| Spitzer
Roasts Stock Analysts at Awards Ceremony
By IndexFunds.com Staff
November 14, 2002 |
|
Imagine being invited to an award banquet only to find out later
the main course is . . . you. That's exactly what happened to
Wall Street analysts at the annual ceremony for Institutional
Investor magazine's "All-Star Research Team" awards
earlier this week.
Eliot Spitzer, the New York attorney general who is also on the
short list of candidates to replace former SEC chairman Harvey
Pitt, accused Wall Street firms of improperly publicizing the
awards as a measure of stock-picking prowess in a speech at the
ceremony. It was the latest move in his campaign to expose conflicts
of interest in Wall Street research and analysts.
Spitzer cited a study conducted by Investars, an independent
research group that monitors the performance of analyst stock
ratings, that analyzed recommendations made by over 400 analysts
ranked highly by Institutional Investor magazine. The study
found that only two of over 150 analysts selected by the magazine
ranked first in their industry sector in terms of performance
of stock recommendations. Also, about 40% of "first team"
analysts performed worse than the average analyst in his or her
sector. Curiously, a significant portion of the "first team"
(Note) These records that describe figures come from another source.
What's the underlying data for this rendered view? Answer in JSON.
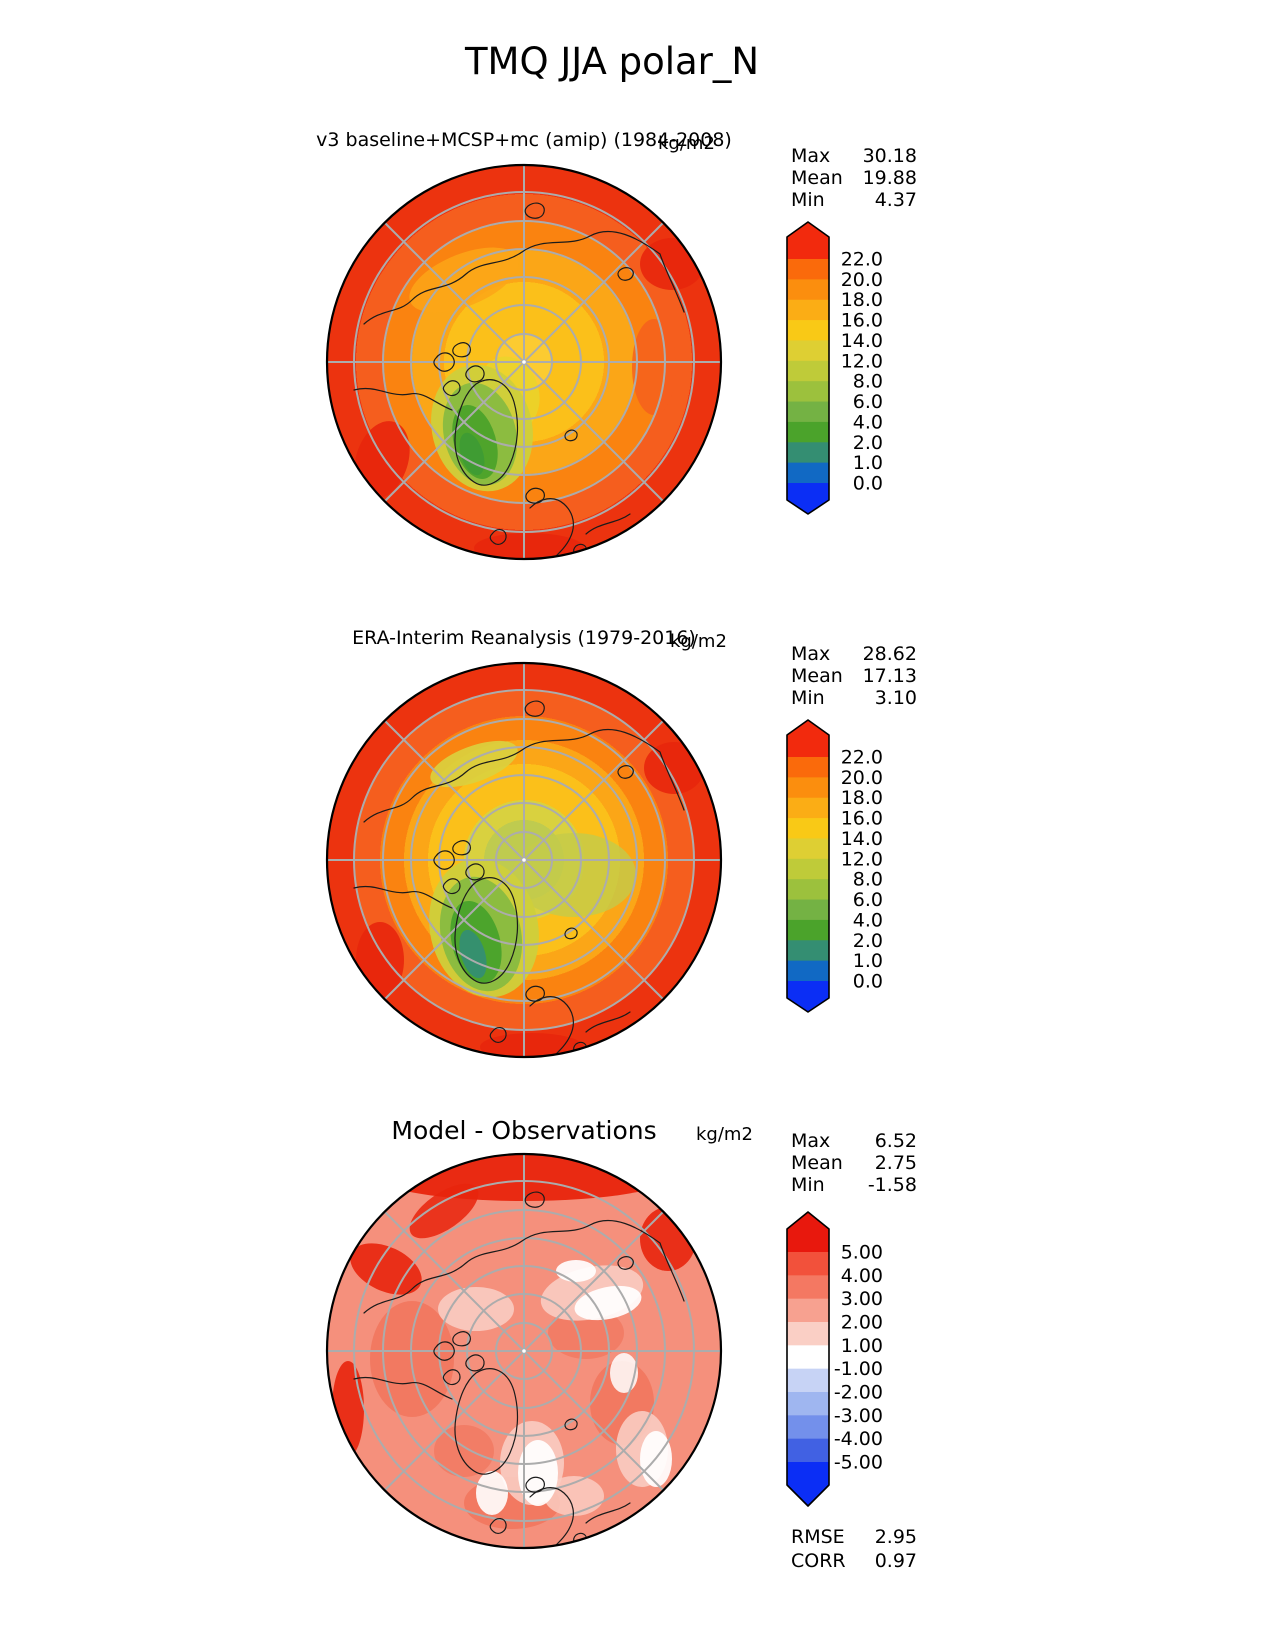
{
  "figure_title": "TMQ JJA polar_N",
  "panels": [
    {
      "title": "v3 baseline+MCSP+mc (amip) (1984-2008)",
      "units": "kg/m2",
      "stats": {
        "max_label": "Max",
        "max_value": "30.18",
        "mean_label": "Mean",
        "mean_value": "19.88",
        "min_label": "Min",
        "min_value": "4.37"
      }
    },
    {
      "title": "ERA-Interim Reanalysis (1979-2016)",
      "units": "kg/m2",
      "stats": {
        "max_label": "Max",
        "max_value": "28.62",
        "mean_label": "Mean",
        "mean_value": "17.13",
        "min_label": "Min",
        "min_value": "3.10"
      }
    },
    {
      "title": "Model - Observations",
      "units": "kg/m2",
      "stats": {
        "max_label": "Max",
        "max_value": "6.52",
        "mean_label": "Mean",
        "mean_value": "2.75",
        "min_label": "Min",
        "min_value": "-1.58"
      },
      "metrics": {
        "rmse_label": "RMSE",
        "rmse_value": "2.95",
        "corr_label": "CORR",
        "corr_value": "0.97"
      }
    }
  ],
  "colorbars": {
    "absolute": {
      "tick_labels": [
        "22.0",
        "20.0",
        "18.0",
        "16.0",
        "14.0",
        "12.0",
        "8.0",
        "6.0",
        "4.0",
        "2.0",
        "1.0",
        "0.0"
      ],
      "segment_colors": [
        "#FA6A0B",
        "#FB8E0E",
        "#FBAD15",
        "#F9C916",
        "#DECF33",
        "#BFCB39",
        "#9CC13D",
        "#74B244",
        "#4BA32B",
        "#348E72",
        "#1169C4"
      ],
      "extend_top_color": "#F22A0D",
      "extend_bottom_color": "#0B2EF5"
    },
    "difference": {
      "tick_labels": [
        "5.00",
        "4.00",
        "3.00",
        "2.00",
        "1.00",
        "-1.00",
        "-2.00",
        "-3.00",
        "-4.00",
        "-5.00"
      ],
      "segment_colors": [
        "#F2513B",
        "#F47862",
        "#F7A190",
        "#FACFC5",
        "#FFFFFF",
        "#C7D3F5",
        "#9FB6F0",
        "#7390EB",
        "#4161E3"
      ],
      "extend_top_color": "#E8180D",
      "extend_bottom_color": "#0B2EF5"
    }
  },
  "chart_data": {
    "type": "heatmap",
    "subtype": "polar_stereographic_contour_map_set",
    "projection": "North Polar Stereographic",
    "title": "TMQ JJA polar_N",
    "panels": [
      {
        "title": "v3 baseline+MCSP+mc (amip) (1984-2008)",
        "units": "kg/m2",
        "stats": {
          "max": 30.18,
          "mean": 19.88,
          "min": 4.37
        },
        "colorbar_levels": [
          0.0,
          1.0,
          2.0,
          4.0,
          6.0,
          8.0,
          12.0,
          14.0,
          16.0,
          18.0,
          20.0,
          22.0
        ],
        "colorbar_extend": "both"
      },
      {
        "title": "ERA-Interim Reanalysis (1979-2016)",
        "units": "kg/m2",
        "stats": {
          "max": 28.62,
          "mean": 17.13,
          "min": 3.1
        },
        "colorbar_levels": [
          0.0,
          1.0,
          2.0,
          4.0,
          6.0,
          8.0,
          12.0,
          14.0,
          16.0,
          18.0,
          20.0,
          22.0
        ],
        "colorbar_extend": "both"
      },
      {
        "title": "Model - Observations",
        "units": "kg/m2",
        "stats": {
          "max": 6.52,
          "mean": 2.75,
          "min": -1.58,
          "rmse": 2.95,
          "corr": 0.97
        },
        "colorbar_levels": [
          -5.0,
          -4.0,
          -3.0,
          -2.0,
          -1.0,
          1.0,
          2.0,
          3.0,
          4.0,
          5.0
        ],
        "colorbar_extend": "both"
      }
    ]
  }
}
analysts underperformed their peers who were rated below them
by Institutional Investor.
Spitzer's beef is not with the awards themselves, but rather
with the fact that investment banks use the awards to tout their
analysts as superior when marketing to individual investors. According
to Spitzer, the deception is compounded by the fact that analyst
performance is not made available to the public.
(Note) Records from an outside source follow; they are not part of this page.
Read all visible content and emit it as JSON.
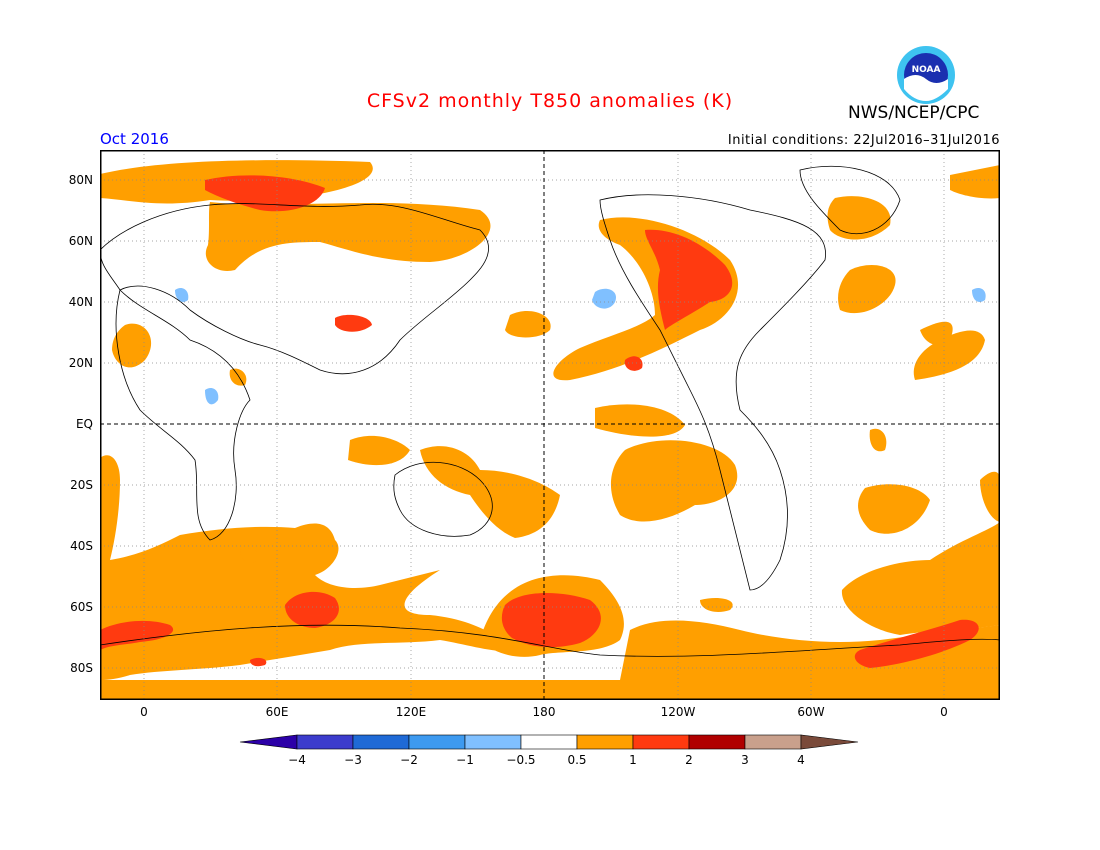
{
  "title": "CFSv2 monthly T850 anomalies (K)",
  "agency": "NWS/NCEP/CPC",
  "logo_text": "NOAA",
  "month": "Oct 2016",
  "initial_conditions": "Initial conditions: 22Jul2016–31Jul2016",
  "map": {
    "lat_labels": [
      "80N",
      "60N",
      "40N",
      "20N",
      "EQ",
      "20S",
      "40S",
      "60S",
      "80S"
    ],
    "lon_labels": [
      "0",
      "60E",
      "120E",
      "180",
      "120W",
      "60W",
      "0"
    ]
  },
  "legend": {
    "labels": [
      "−4",
      "−3",
      "−2",
      "−1",
      "−0.5",
      "0.5",
      "1",
      "2",
      "3",
      "4"
    ],
    "colors": [
      "#2c00a8",
      "#3c3ccc",
      "#1f6ad6",
      "#3d9af0",
      "#80c0ff",
      "#ffffff",
      "#ff9f00",
      "#ff3a10",
      "#b00000",
      "#c9a08c",
      "#7a4a3a"
    ]
  }
}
"Banks use the Institutional Investor All-Star designations
to improperly convey to individual investors that their stock
picking has garnered awards," said Spitzer in his address.
Institutional Investor countered Spitzer's remarks by
pointing out that stock selection is only one of several criteria
used to judge top analysts, and that it can't control how the
awards are used by recipients - in this case as sales tools.
To prevent potential individual investor confusion, Spitzer suggested
that analyst recommendations should be made public after 90 days.
Furthermore, he said historical recommendations should be available
so investors can track analyst performance.